Joe was stout. His English was a thing of beauty, and his son-in-law, Stan the Man, compiled quite a Joe Villari Concordance. When he finally moved out to the suburbs in the early 1960s, Grandpop set up a real vegetable garden that was in production all summer long. His deadly enemies were the “habbits” (rabbits) and them God-damna squirrels. What little profanity he used he saved for his varmint foes, although “managia” and “pada Madonna” did make an occasional appearance. Sicilian he saved for card games with his buddies, and I couldn’t understand a word. Of course, wine, laughter, and the less-than-transparent rules of the game, “Abriscula” (Briscola for Tuscan purists) didn’t help.

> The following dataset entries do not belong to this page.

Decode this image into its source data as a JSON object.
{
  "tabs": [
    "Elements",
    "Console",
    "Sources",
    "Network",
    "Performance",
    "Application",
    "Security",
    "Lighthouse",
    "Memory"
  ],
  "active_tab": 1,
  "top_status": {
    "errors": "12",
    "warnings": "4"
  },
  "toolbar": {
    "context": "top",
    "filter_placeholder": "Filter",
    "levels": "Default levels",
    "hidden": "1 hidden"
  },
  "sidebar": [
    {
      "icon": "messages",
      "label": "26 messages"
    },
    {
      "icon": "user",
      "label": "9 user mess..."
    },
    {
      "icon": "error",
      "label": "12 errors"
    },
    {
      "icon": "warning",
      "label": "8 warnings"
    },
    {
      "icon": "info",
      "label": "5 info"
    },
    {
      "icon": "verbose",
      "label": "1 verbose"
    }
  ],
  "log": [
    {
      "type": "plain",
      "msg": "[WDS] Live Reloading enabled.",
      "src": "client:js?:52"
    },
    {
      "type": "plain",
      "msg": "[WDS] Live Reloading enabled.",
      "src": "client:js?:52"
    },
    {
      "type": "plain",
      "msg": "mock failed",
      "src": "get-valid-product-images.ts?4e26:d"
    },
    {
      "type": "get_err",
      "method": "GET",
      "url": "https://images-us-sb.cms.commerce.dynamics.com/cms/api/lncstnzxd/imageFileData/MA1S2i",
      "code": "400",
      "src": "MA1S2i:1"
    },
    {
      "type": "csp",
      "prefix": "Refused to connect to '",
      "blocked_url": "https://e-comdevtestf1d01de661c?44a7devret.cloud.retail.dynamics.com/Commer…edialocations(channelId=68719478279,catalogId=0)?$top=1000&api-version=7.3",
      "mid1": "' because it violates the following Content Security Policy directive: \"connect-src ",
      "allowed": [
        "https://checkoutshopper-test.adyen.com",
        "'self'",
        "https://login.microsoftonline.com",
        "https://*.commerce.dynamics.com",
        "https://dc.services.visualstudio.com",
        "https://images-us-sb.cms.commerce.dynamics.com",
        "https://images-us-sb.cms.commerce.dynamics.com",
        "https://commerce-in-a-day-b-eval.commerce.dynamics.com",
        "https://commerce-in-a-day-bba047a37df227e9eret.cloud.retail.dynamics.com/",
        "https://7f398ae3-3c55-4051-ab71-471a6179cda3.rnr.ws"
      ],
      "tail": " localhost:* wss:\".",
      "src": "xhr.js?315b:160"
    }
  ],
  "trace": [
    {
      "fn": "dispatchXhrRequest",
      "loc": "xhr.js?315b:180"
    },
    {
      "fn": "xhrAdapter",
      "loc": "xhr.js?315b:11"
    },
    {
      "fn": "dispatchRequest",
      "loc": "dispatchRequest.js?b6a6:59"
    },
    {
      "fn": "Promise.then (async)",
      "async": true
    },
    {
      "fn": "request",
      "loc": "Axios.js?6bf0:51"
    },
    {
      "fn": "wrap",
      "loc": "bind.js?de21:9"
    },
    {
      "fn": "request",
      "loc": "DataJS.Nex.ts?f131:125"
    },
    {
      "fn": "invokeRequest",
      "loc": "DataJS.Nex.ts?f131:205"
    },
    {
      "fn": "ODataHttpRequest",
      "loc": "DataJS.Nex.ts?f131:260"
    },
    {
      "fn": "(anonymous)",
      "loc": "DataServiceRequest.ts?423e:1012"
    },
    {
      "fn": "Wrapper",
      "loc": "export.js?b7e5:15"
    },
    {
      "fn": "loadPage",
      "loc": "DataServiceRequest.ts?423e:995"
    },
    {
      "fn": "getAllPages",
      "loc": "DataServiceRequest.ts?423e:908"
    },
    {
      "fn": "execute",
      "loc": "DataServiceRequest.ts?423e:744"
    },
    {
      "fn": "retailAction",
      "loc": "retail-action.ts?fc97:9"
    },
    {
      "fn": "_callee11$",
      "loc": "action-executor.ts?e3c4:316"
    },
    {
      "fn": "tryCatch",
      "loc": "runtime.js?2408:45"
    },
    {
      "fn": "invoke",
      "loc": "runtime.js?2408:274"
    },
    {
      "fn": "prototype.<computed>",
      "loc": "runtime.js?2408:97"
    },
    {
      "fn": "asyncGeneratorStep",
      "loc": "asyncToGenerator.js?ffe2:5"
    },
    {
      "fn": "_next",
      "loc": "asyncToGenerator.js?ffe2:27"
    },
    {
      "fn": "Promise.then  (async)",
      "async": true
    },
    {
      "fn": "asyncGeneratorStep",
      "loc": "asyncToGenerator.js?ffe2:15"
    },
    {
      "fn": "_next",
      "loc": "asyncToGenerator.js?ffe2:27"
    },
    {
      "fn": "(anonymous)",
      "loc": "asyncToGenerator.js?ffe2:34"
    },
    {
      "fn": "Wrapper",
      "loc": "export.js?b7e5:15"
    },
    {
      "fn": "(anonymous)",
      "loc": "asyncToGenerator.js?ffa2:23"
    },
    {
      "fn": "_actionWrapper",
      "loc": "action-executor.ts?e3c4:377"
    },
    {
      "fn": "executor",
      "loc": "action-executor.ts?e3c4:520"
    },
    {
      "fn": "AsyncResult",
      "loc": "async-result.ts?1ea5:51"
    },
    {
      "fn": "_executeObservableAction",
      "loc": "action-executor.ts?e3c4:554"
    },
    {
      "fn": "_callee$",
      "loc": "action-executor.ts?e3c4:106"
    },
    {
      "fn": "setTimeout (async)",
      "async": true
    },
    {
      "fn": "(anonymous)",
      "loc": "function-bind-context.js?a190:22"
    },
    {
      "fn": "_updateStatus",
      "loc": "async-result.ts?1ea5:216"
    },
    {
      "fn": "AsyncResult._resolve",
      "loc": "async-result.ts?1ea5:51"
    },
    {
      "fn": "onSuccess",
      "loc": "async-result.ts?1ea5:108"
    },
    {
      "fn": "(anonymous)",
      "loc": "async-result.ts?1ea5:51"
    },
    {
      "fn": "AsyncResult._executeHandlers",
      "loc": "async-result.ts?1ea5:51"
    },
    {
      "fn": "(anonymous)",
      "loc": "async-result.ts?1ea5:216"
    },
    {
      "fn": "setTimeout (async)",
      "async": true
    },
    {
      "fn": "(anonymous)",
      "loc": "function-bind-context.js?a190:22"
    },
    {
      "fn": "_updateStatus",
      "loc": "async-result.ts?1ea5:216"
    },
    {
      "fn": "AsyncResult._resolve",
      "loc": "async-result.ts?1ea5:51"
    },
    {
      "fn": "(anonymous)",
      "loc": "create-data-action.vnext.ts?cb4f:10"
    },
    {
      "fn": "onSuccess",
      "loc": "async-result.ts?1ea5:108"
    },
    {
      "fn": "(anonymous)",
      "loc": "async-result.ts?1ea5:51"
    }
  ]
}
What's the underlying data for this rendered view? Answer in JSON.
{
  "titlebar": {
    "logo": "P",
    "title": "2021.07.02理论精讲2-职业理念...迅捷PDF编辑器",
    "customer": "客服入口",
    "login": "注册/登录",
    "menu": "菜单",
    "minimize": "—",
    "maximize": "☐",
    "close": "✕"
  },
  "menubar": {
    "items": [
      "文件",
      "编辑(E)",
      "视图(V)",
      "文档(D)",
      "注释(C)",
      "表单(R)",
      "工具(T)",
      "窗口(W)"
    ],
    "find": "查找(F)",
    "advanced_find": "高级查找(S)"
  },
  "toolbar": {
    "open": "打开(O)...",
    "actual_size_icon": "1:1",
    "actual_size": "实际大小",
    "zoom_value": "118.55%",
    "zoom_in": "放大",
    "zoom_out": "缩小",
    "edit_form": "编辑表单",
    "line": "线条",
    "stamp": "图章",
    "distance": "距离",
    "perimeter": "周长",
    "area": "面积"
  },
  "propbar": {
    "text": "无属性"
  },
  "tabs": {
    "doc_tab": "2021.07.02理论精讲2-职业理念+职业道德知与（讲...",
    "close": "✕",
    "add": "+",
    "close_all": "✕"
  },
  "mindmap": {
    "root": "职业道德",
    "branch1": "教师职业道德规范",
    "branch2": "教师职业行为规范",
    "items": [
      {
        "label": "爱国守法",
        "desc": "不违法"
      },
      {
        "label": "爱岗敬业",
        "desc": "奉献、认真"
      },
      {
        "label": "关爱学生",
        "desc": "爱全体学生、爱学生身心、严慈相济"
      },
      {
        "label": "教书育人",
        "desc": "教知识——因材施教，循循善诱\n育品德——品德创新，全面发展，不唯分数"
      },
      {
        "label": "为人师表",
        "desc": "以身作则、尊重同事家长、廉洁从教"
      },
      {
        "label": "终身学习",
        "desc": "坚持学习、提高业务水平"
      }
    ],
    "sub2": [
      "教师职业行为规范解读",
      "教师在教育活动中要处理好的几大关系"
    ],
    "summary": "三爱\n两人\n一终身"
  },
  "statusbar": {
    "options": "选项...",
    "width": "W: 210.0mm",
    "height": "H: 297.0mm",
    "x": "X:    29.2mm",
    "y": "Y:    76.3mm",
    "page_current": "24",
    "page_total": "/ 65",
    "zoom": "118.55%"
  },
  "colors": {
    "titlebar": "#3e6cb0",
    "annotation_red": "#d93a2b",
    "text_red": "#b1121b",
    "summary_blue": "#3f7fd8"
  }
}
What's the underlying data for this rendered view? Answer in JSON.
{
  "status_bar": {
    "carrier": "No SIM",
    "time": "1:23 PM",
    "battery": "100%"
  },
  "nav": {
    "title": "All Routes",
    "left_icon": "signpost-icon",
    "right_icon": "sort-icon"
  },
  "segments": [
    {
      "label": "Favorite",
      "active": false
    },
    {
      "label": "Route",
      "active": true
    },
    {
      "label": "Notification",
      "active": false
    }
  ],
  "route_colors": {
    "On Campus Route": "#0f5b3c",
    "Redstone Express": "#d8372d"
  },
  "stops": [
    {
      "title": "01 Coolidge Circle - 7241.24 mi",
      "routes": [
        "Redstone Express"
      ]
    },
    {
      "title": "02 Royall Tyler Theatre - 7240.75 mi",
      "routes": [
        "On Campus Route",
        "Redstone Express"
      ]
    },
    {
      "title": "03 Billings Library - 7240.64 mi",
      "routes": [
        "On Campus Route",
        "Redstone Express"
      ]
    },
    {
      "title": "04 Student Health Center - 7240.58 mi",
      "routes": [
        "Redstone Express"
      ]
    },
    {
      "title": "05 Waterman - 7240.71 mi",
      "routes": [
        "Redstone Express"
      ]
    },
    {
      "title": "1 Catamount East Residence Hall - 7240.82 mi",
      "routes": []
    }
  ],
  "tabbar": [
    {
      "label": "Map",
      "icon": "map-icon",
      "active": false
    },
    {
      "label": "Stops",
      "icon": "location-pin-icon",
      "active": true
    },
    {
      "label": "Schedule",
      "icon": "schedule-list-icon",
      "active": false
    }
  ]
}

Man what a character he was. When he was decked out in his rumpled farming clothes, deeply tanned, and grinning from ear to ear, he was a sight. If I managed to make an appearance, I’d be greeted with a boisterous “Reechee old boy!” I’d give anything to hear that again. It was no accident I took “Joseph” as my Confirmation middle name. In my own weird adolescent way, I thought he’d be with me forever. My friends fussed over Joe and Frances–“Such handsome people,” one said. Damn right. Dignified, hard-working, unassuming, you name it. How could you not love them?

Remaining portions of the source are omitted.